Wednesday, February 10, 2010

Hong Kong

Well, this is very fortunate. I have just spent 16 hours in a tiny cubicle watching all sorts of new movies and t.v. shows. Sleeeping was difficult. Overall, the ride wasn't bad. I have just discovered that the Hong Kong airport has free internet!! Awesome. So I decided to blog while I wait our next flight to Phonm Penh, Cambodia. It's only a three hour flight. Sooo....first impressions....we, as in the groups going to the Himilayas, Cambodia, and India, all met at the Hacienda Hotel. I immediately knew I was going to like my group. One, because it only consists of 8 people, which I am actually happy for, and two, because they are already cool. Maybe better than the people on my last trip lol, but I don't want to decide yet. The girls consist of me, Kim, Paige, Taylor, and Heather, a girl who's meeting us in Cambodia. The boys are Gabe, Jonny, and Robin.

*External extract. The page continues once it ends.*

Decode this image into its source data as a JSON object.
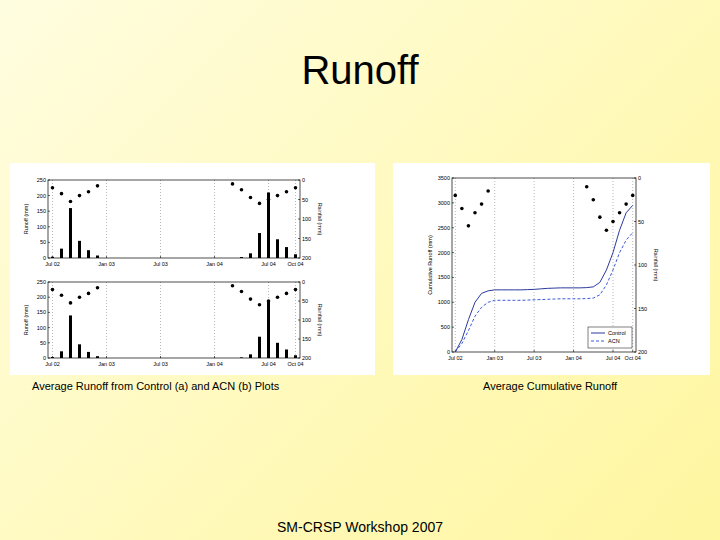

Everybody is chill and nice. So well see how group dynamics unfold. First thing I noticed, well that we all noticed once we arrived, was the humidity. It was only 5 in the morning but the temp was at 80 degrees. Were in for a treat. It's very quiet here, not many people in the airport. So I made it safe and sound for the biggest part of the trek, and I'll soon have more updates!